Krause wurde plötzlich von den Sowjets abgeholt, nach Liegnitz gebracht und dort verhört. Bei den Vernehmungen nach dem Einmarsch der Russen bezeichnete er Papa als Nazi und er sagte später zu Mama:
„Artur kommt nicht mehr zurück, dafür habe ich gesorgt!“
Seine Hoffnung war, Mama würde sich mit ihm einlassen. Was für ein schäbiger Gedanke.

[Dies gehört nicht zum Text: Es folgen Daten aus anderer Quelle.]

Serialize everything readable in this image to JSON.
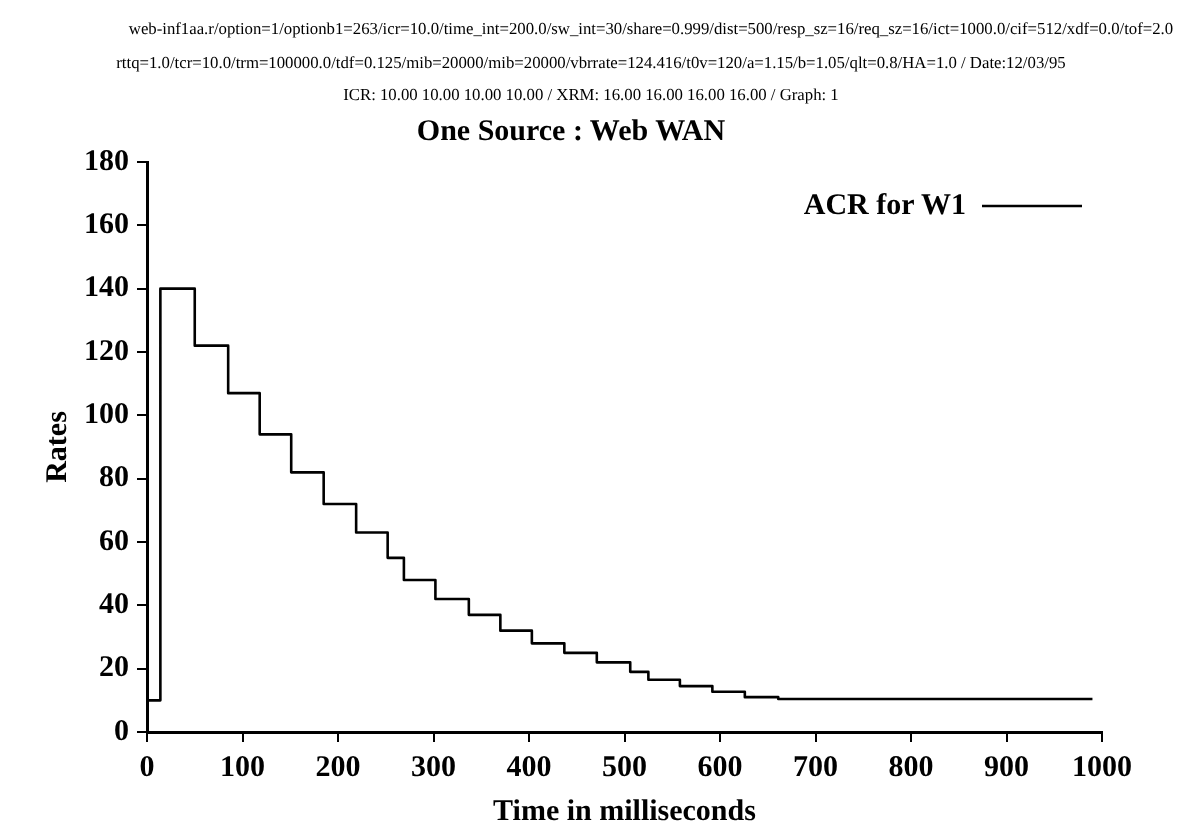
{
  "chart_data": {
    "type": "step",
    "title": "One Source : Web WAN",
    "xlabel": "Time in milliseconds",
    "ylabel": "Rates",
    "annotations": [
      "web-inf1aa.r/option=1/optionb1=263/icr=10.0/time_int=200.0/sw_int=30/share=0.999/dist=500/resp_sz=16/req_sz=16/ict=1000.0/cif=512/xdf=0.0/tof=2.0",
      "rttq=1.0/tcr=10.0/trm=100000.0/tdf=0.125/mib=20000/mib=20000/vbrrate=124.416/t0v=120/a=1.15/b=1.05/qlt=0.8/HA=1.0 / Date:12/03/95",
      "ICR: 10.00 10.00 10.00 10.00 / XRM: 16.00 16.00 16.00 16.00 / Graph: 1"
    ],
    "x": [
      0,
      14,
      50,
      85,
      118,
      151,
      185,
      219,
      252,
      269,
      302,
      337,
      370,
      403,
      437,
      471,
      506,
      525,
      558,
      592,
      626,
      661,
      990
    ],
    "series": [
      {
        "name": "ACR for W1",
        "color": "#000000",
        "values": [
          10,
          140,
          122,
          107,
          94,
          82,
          72,
          63,
          55,
          48,
          42,
          37,
          32,
          28,
          25,
          22,
          19,
          16.5,
          14.5,
          12.7,
          11,
          10.4,
          10.4
        ]
      }
    ],
    "xlim": [
      0,
      1000
    ],
    "xticks": [
      0,
      100,
      200,
      300,
      400,
      500,
      600,
      700,
      800,
      900,
      1000
    ],
    "ylim": [
      0,
      180
    ],
    "yticks": [
      0,
      20,
      40,
      60,
      80,
      100,
      120,
      140,
      160,
      180
    ],
    "legend": "top right",
    "marker": "none",
    "line_style": "solid"
  }
}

Ehe Krause zurückkam, wohnte Frau Neumann bei uns. Wir rückten zusammen und breiteten Matratzen im Schlafzimmer aus. Frau Neumann schlief auch in dem Zimmer, sie und Mama hatten noch Betten. Wir wohnten zu dieser Zeit in Großmutters Wohnung, weil Ukrainerfrauen, die unsere und die eingesammelten Kühe der Nachbarn versorgten, in unseren Räumen lebten. Mama und Ruth mussten auch mithelfen und bekamen dafür Milch. Ruth konnte bis dahin nicht melken, musste es aber lernen. Beide arbeiteten auch hart auf den Feldern und beklagten sich nicht. Der alte Krause schlief im Wohnzimmer auf dem Sofa, auf dem meine liebe Großmutter gestorben war.